A esto hay que añadir el antagonismo de los lamas budistas locales, especialmente un tal Gun-Akhio, quien intuía que los misioneros minarían su base de poder. Gun-Akhio no era reacio a utilizar las amenazas y la fuerza contra los extranjeros.

En 1946 Tornay fue nombrado sacerdote de la parroquia de Yerkalo en el sureste del Tíbet. Apenas unos días después, cuarenta lamas locales irrumpieron en la residencia del sacerdote, la saquearon y, a punta de fusil, obligaron a Tornay a abandonar la ciudad. Fue a Pame, en la provincia de Yunnan (China), para prestar toda la ayuda posible a su pueblo: oración, correspondencia, consuelo y atención a los enfermos que llegaban hasta él. Al llegar el mes de mayo, estaba seguro de que el riesgo de volver era menor que el de seguir esperando. «Dejen una parroquia sin párroco… y la gente adorará a los animales», dijo.

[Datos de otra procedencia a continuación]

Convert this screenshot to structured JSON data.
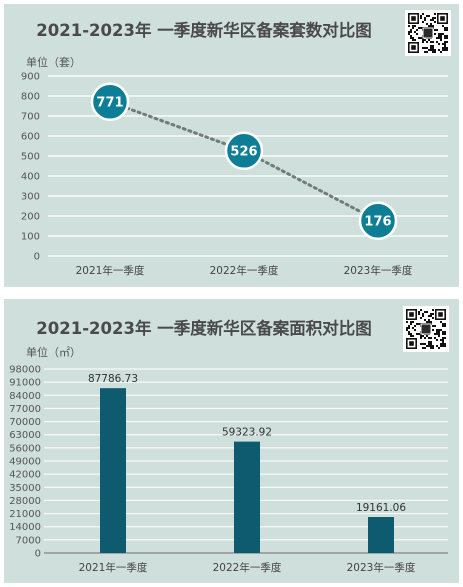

En el borde de Yerkalo, Gun-Akhio lo esperaba. Una vez más, Tornay se quedó fuera de su parroquia. Sin embargo, tenía un plan: apelaría directamente al Dalai Lama para que le permitiera llevar a cabo su misión, y para que le diera tolerancia religiosa en lugar de beligerancia e intimidación. Tornay comenzó el viaje de dos meses a Lhasa, la capital del Tíbet.

Pero Gun-Akhio tenía sus agentes, y Tornay no podía hacer un movimiento sin que él lo supiera. Los lamas interceptaron la caravana de Tornay y le obligaron a retroceder. El 11 de agosto, en el desfiladero de Choula, cerca de la frontera china, Tornay cayó en una emboscada y fue abatido junto con sus compañeros.

Las autoridades chinas acabaron condenando a los miembros de la lamasería de Karmda por los asesinatos. Maurice Tornay había escrito cuando era adolescente: «La muerte es el día más feliz de nuestras vidas. Debemos alegrarnos en ella más que nada, porque es la llegada a nuestra verdadera patria». Tornay, el sacerdote que rara vez pisó un terreno llano y que nunca sirvió un día con comodidad o facilidad, estaba por fin en casa.